QQu'est-ce qu'OpenClaw et pourquoi est-il devenu populaire ?

AOpenClaw est une plateforme open source d'agents IA auto-hébergés, surnommée '小龙虾' (écrevisse). Elle est devenue populaire grâce à son extensibilité flexible et ses caractéristiques de déploiement autonome et contrôlable, en faisant un produit phénoménal dans le domaine des agents IA personnels.

QQuel est le risque principal identifié par CertiK concernant les compétences (Skills) OpenClaw ?

ALe risque principal est que les compétences tierces, fonctionnant dans des environnements à haut niveau de privilèges, peuvent contenir des vulnérabilités ou du code malveillant qui contourne les systèmes d'analyse et d'audit, conduisant à des conséquences graves comme la fuite d'informations sensibles, la prise de contrôle à distance de l'appareil ou le vol d'actifs numériques.

QComment les chercheurs de CertiK ont-ils démontré la faille de sécurité ?
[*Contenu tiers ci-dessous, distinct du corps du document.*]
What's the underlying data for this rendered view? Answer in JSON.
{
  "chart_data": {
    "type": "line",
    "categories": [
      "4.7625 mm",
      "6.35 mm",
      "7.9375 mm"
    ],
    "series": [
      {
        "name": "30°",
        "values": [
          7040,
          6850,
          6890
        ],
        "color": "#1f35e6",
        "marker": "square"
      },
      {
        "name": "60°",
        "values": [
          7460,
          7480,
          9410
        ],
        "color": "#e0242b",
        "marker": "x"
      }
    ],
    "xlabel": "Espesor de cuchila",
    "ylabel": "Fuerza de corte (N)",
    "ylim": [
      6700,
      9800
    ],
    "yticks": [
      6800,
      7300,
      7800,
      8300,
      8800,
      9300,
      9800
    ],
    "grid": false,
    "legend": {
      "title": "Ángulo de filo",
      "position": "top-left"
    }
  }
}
AL'équipe de recherche de CertiK a développé une compétence nommée 'test-web-searcher' qui semblait être un outil de recherche web conforme. Elle contournait les détections des moteurs statiques et de l'audit IA, s'installait sans avertissement, et a ensuite été utilisée pour exécuter une commande à distance via Telegram, déclenchant une vulnérabilité et prenant le contrôle de l'appareil hôte (en faisant apparaître une calculatrice).

QQuelle est, selon CertiK, l'erreur de perception commune dans l'industrie des agents IA concernant la sécurité ?

AL'industrie considère à tort l'« audit et l'analyse » comme la principale ligne de défense en matière de sécurité. CertiK souligne que le véritable fondement de la sécurité réside dans l'isolement au moment de l'exécution et une gestion fine des autorisations, et non dans la détection parfaite lors de l'audit.

QQuelles sont les recommandations de sécurité de CertiK pour les utilisateurs d'OpenClaw ?

ACertiK recommande aux utilisateurs de ne pas faire confiance aveuglément aux étiquettes de 'sécurité' du marché des compétences, car elles indiquent seulement qu'aucun risque n'a été détecté, et non une sécurité absolue. Il est conseillé de déployer OpenClaw sur des appareils non essentiels ou des machines virtuelles, et de l'éloigner des fichiers sensibles, des identifiants et des actifs cryptographiques de valeur jusqu'à ce qu'un mécanisme d'isolement renforcé soit mis en place par défaut.